En zayıf yanı: Değişen dünya ve Türkiye koşullarına uygun yeni açılımlar üretmekte kendi çerçevesi çok elverişsiz.
CHP:
En güçlü yanı: Sonuçta ikinci büyük parti olup, her şeye rağmen yüzde 25 civarında oy alıyor olmak insanların zihninde bir iktidar alternatifi izlenimi veriyor. İkinci parti olmanın dışında pek de başka bir avantaj görmüyorum açıkçası.

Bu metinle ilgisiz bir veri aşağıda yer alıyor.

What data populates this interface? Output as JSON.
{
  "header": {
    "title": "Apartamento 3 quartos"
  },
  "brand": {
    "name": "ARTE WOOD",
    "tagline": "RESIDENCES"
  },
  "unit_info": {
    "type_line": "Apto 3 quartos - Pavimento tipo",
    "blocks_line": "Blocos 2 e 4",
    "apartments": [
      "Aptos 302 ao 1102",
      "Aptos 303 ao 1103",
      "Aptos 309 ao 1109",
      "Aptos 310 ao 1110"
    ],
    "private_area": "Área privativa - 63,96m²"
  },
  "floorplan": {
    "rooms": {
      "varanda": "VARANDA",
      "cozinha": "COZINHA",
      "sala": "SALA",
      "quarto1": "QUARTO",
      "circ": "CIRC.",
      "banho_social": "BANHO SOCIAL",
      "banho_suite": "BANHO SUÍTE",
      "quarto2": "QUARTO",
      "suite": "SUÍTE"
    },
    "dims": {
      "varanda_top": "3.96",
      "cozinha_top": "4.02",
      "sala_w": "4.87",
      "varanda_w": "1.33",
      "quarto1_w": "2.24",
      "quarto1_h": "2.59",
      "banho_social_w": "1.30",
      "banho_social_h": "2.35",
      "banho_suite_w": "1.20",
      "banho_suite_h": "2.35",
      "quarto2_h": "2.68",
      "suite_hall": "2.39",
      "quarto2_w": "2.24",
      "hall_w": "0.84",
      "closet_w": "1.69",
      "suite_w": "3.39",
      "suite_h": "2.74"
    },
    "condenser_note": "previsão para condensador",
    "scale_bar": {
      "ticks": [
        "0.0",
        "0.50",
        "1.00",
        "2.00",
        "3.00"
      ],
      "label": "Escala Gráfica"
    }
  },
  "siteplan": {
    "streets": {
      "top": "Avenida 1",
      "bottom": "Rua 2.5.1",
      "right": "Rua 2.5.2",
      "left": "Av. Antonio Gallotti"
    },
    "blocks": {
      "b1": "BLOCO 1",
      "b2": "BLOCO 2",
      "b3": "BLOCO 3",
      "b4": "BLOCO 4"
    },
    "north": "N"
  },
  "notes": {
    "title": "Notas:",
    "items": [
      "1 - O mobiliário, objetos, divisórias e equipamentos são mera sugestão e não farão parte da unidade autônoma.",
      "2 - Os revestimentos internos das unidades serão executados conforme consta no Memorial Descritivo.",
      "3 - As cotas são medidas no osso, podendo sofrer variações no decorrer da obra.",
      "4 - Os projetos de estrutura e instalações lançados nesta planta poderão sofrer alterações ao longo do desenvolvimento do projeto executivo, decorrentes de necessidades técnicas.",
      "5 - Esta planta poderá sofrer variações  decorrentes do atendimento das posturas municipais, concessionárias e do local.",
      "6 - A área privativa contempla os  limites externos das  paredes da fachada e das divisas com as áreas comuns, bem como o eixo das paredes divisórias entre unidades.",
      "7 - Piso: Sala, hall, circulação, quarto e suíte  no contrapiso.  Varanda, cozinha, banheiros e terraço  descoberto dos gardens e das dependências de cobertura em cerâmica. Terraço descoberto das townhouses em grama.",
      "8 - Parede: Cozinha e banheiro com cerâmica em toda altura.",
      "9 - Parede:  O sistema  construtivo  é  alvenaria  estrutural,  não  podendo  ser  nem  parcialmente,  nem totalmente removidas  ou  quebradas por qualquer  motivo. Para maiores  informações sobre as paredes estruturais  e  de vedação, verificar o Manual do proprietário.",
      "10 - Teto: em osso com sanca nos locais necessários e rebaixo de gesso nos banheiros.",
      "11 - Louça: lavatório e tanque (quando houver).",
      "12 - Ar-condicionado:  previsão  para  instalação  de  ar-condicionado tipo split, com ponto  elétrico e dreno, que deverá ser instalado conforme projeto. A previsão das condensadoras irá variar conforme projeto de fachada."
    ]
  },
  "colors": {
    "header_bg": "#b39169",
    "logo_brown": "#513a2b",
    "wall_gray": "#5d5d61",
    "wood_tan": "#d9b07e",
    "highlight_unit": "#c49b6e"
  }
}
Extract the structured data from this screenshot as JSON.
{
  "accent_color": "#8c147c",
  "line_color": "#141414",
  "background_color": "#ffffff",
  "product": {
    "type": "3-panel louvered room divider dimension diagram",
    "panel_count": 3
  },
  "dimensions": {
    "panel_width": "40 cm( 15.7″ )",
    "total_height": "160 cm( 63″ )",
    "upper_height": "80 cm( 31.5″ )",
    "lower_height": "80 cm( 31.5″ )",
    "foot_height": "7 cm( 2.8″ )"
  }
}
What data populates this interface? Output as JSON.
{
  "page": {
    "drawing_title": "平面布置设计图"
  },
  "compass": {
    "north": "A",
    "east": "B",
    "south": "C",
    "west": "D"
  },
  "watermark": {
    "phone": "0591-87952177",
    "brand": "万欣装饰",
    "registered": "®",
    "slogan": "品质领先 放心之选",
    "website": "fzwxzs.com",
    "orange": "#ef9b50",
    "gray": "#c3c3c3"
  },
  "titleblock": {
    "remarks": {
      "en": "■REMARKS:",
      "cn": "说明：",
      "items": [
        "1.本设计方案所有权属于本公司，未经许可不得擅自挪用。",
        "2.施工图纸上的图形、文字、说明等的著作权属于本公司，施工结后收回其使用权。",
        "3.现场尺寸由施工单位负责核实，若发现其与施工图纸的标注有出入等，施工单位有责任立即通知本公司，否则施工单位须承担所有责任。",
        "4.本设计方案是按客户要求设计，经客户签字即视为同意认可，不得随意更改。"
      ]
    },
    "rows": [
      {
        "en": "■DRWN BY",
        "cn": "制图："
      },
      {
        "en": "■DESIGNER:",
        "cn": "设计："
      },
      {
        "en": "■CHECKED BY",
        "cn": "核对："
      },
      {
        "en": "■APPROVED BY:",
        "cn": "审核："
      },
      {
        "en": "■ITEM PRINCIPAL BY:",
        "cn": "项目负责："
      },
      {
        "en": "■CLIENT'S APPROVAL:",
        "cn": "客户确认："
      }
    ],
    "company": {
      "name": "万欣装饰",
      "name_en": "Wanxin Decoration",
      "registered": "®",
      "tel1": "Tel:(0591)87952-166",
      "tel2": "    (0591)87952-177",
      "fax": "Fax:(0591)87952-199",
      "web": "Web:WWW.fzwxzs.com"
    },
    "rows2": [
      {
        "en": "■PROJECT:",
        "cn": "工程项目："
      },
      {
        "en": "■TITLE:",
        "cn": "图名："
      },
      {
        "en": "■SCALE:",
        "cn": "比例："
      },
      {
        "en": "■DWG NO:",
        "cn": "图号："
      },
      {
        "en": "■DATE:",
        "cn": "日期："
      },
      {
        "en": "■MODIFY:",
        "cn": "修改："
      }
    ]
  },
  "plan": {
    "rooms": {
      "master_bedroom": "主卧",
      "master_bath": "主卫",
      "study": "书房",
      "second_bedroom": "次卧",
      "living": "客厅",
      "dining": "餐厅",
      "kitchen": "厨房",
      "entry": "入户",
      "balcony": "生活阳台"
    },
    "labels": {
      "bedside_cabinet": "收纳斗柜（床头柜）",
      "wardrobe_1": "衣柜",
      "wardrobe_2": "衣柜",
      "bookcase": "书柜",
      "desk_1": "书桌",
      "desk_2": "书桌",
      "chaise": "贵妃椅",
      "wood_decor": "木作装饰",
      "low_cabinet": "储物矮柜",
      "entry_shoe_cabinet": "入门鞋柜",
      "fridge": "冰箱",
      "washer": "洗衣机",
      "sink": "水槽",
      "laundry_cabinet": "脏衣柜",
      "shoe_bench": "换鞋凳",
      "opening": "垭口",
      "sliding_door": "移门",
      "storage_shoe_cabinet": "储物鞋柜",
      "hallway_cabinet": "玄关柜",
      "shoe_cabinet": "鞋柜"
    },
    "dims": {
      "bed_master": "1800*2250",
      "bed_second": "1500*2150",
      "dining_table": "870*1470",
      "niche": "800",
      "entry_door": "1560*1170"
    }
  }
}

En zayıf yanı: Devlet kuran, tek parti rejimini uzun süre devam ettirmiş ve bu tarihiyle övünen, sonrasında sosyal demokrat parti olduğunu söyleyen dünyada başka bir örnek yok. CHP’nin zorluğu büyük eşitsizlikler ve haksızlıklar üzerine kurulmuş bir devletin kurucu partisi olup da sonradan bu haksızlıklarla mücadele etmesi gereken sosyal demokrat parti olmaya soyunmak. Yapılamaz bir şey demek istemiyorum. Bir takım adımlar da atılıyor ama çok zor bir şey.
HDP:
En güçlü yanı: Ezilenlerin sesi olma, her tür rengi içinde bulundurmaya çalışan tavrı ve lideri güçlü yanları.
En zayıf yanı: Kürt hareketine yönelik önyargılar dezavantajı. Kanlı bir tarih var tabii orada, anılar taze. Aşılması için, yüzleşmeler için zaman gerekiyor.